Comment 7 Ronny Bremer 2006-02-21 23:10:25 UTC

Stefan, I agree. Please leave this bug open. I will constantly update to the
latest kernel from Dave see when it disappears.

Ron

Comment 8 Dave Jones 2006-02-24 02:26:39 UTC

Stefan, rawhide kernels are usually running Linus' -git of the day, so as soon
as it gets upstream, we should pick it up within a day.

Thanks for your input on this.

Comment 9 Stefan Richter 2006-02-24 05:23:43 UTC

Linus now has a patch which lets sbp2 suppress the problematic SCSI command if
an Initio bridge was detected. This should cover most Initio based devices. Al
Viro suggested an actual fix for sd_mod to get rid of the corruption
independently of device detection; this is not yet merged.

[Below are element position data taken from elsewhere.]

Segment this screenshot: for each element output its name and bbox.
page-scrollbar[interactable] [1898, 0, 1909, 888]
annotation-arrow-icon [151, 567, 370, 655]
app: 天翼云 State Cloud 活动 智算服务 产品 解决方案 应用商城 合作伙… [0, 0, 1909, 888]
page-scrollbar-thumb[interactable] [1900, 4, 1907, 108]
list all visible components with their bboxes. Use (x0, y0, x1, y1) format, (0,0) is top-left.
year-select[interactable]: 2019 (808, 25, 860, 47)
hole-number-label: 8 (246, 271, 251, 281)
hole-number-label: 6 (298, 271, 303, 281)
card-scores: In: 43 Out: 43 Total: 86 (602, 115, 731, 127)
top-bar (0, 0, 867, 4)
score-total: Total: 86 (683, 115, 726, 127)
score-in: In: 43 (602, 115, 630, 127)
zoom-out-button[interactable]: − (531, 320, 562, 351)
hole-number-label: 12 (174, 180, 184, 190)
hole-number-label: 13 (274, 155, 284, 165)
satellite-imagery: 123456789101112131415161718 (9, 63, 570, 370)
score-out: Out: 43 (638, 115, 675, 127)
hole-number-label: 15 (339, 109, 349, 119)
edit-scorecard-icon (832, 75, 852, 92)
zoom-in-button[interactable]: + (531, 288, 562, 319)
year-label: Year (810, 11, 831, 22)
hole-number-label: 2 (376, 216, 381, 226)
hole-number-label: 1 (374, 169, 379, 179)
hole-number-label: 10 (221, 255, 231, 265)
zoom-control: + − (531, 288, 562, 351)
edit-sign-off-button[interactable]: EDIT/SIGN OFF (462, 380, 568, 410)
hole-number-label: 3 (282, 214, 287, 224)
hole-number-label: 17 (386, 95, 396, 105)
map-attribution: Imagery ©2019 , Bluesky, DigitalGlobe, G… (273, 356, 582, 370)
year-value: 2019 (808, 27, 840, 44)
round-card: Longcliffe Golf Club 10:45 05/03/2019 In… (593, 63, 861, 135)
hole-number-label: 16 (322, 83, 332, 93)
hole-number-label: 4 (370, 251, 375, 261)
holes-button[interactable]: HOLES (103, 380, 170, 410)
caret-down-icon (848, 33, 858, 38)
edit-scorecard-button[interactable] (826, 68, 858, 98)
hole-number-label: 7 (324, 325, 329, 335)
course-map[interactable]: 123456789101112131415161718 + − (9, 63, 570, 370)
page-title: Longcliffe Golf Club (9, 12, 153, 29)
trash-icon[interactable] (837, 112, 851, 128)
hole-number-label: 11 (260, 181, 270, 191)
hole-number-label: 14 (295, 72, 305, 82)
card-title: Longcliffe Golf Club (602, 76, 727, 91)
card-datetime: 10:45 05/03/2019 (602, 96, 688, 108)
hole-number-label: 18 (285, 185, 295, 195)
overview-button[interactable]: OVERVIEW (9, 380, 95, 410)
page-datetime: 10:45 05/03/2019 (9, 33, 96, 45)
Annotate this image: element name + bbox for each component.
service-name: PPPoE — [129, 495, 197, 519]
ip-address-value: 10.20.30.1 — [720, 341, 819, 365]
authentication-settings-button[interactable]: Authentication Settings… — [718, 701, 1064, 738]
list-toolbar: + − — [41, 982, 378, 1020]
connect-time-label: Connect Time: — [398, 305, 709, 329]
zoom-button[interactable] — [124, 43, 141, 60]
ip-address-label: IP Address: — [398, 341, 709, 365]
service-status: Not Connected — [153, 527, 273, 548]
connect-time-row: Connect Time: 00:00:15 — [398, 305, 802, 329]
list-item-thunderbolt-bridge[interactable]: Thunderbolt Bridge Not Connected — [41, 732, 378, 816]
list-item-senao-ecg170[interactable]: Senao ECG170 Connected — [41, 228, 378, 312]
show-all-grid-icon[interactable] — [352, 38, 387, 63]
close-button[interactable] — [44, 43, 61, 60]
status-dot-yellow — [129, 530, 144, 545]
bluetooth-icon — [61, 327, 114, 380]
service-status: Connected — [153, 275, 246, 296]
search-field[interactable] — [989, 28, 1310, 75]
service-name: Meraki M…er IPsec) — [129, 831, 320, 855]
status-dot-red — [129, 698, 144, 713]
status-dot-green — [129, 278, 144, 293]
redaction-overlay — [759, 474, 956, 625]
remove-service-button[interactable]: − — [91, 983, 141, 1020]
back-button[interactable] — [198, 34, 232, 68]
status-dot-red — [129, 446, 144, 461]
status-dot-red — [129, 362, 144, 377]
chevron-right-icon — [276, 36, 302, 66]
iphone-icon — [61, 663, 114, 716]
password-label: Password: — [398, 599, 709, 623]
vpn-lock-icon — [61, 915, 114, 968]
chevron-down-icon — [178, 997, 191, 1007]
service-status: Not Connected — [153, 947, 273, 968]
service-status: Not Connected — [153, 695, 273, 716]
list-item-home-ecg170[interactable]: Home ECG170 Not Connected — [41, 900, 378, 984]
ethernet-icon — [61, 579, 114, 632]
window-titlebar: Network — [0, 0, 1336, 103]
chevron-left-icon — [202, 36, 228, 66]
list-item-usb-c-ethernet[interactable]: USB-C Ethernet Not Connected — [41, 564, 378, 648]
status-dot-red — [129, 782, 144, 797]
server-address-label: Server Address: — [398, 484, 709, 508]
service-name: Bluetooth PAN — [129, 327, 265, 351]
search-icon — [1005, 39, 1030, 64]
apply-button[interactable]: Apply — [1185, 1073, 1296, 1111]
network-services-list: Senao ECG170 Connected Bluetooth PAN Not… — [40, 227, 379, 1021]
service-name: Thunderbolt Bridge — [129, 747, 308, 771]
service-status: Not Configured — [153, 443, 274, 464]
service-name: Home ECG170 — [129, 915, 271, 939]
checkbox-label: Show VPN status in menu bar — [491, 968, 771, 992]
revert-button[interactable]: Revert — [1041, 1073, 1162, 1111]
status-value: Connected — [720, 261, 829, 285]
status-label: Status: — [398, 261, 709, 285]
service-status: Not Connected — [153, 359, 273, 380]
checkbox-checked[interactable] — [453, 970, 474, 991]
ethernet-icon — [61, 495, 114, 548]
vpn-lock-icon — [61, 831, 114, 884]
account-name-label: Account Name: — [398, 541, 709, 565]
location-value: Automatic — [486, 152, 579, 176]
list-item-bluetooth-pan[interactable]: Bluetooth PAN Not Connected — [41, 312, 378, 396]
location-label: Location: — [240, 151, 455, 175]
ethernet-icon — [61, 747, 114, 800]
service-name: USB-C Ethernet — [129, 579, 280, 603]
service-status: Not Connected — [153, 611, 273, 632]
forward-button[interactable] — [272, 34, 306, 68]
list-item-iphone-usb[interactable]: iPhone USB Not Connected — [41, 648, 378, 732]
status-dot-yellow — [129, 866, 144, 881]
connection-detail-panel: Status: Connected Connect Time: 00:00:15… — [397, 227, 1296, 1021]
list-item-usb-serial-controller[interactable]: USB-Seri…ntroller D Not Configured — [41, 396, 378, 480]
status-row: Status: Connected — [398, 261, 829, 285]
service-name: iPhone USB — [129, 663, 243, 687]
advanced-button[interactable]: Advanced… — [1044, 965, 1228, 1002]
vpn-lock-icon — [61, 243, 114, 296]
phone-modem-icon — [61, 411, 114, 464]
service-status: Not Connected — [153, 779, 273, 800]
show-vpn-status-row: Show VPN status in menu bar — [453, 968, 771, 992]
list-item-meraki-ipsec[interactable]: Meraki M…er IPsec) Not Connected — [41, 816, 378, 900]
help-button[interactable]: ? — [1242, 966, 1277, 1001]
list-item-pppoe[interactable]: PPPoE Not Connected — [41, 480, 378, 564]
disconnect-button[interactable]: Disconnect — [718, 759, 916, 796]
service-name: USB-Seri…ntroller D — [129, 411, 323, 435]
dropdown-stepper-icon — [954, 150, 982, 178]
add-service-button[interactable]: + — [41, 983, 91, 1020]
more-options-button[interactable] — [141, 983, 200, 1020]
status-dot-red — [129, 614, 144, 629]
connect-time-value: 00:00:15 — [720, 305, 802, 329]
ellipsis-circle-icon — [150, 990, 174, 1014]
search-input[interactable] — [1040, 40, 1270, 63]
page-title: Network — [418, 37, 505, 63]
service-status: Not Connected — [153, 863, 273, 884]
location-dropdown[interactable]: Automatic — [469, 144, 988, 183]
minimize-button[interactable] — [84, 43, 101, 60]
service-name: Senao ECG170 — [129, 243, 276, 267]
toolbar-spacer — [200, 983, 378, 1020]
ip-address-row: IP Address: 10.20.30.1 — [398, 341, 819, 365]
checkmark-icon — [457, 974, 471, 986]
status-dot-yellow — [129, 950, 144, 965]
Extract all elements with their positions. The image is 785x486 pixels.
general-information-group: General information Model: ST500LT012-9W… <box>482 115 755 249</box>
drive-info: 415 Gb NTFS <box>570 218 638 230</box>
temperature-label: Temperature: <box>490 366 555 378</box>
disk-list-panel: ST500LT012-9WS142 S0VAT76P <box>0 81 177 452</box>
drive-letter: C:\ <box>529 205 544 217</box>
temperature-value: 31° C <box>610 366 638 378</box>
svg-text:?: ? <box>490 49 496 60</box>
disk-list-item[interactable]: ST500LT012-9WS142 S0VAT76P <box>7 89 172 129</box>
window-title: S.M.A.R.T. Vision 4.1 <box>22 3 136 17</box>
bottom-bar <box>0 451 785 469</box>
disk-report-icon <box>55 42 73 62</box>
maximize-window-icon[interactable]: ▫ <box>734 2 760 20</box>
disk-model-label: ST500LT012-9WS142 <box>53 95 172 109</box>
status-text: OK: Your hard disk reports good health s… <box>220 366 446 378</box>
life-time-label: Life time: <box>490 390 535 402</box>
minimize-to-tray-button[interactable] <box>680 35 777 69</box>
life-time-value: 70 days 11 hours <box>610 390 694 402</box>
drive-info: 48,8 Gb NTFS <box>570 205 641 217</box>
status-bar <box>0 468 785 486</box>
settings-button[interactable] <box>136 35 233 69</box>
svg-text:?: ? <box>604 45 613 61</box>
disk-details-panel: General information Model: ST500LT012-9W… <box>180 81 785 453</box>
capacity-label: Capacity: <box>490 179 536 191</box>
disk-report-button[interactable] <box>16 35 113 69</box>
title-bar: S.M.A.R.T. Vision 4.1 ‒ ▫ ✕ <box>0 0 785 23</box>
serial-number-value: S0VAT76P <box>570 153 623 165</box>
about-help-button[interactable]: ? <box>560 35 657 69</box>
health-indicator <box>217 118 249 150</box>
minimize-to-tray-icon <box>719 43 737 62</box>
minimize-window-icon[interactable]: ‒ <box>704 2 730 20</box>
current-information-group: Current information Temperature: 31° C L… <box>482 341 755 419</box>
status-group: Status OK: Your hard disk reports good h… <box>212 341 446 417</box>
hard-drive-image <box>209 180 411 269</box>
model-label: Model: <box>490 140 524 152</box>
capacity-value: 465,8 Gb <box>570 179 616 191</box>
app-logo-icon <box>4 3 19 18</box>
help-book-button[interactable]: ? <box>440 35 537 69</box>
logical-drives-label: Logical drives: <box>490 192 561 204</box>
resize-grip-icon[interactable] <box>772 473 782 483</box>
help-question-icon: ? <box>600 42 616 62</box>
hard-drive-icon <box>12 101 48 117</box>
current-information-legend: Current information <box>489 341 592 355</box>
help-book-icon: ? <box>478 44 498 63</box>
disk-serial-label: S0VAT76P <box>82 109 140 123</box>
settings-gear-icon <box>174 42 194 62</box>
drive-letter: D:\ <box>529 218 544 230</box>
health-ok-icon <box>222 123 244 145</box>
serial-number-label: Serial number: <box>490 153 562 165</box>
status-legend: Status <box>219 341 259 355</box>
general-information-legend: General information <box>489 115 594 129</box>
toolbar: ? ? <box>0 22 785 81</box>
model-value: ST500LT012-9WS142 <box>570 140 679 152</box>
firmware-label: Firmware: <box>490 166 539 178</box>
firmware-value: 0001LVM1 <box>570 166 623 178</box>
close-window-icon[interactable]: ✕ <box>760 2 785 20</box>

Comment 10 Ronny Bremer 2006-02-24 07:11:48 UTC

Ok, gonna give the KOTD a try.

Guys, great work, this is why I love open source :-) Thank you all.

Ron

Comment 11 Stefan Richter 2006-02-26 23:23:02 UTC

Complete fix for all Initio bridges and similarly broken bridges arrived in
Linus' tree now:
http://www.kernel.org/git/?p=linux/kernel/git/torvalds/linux-2.6.git;a=commit;h=489708007785389941a89fa06aedc5ec53303c96

Comment 12 Dave Jones 2006-10-16 21:36:43 UTC

A new kernel update has been released (Version: 2.6.18-1.2200.fc5)
based upon a new upstream kernel release.

Please retest against this new kernel, as a large number of patches
go into each upstream release, possibly including changes that
may address this problem.

This bug has been placed in NEEDINFO state.
Due to the large volume of inactive bugs in bugzilla, if this bug is
still in this state in two weeks time, it will be closed.

Should this bug still be relevant after this period, the reporter
can reopen the bug at any time. Any other users on the Cc: list
of this bug can request that the bug be reopened by adding a
comment to the bug.

In the last few updates, some users upgrading from FC4->FC5
have reported that installing a kernel update has left their
systems unbootable. If you have been affected by this problem
please check you only have one version of device-mapper & lvm2
installed.  See bug 207474 for further details.

If this bug is a problem preventing you from installing the
release this version is filed against, please see bug 169613.

If this bug has been fixed, but you are now experiencing a different
problem, please file a separate bug for the new problem.

Thank you.

Comment 13 Ronny Bremer 2006-10-17 09:26:01 UTC

I tested it with the latest kernel from FC5 and it works fine now. Thank you!!!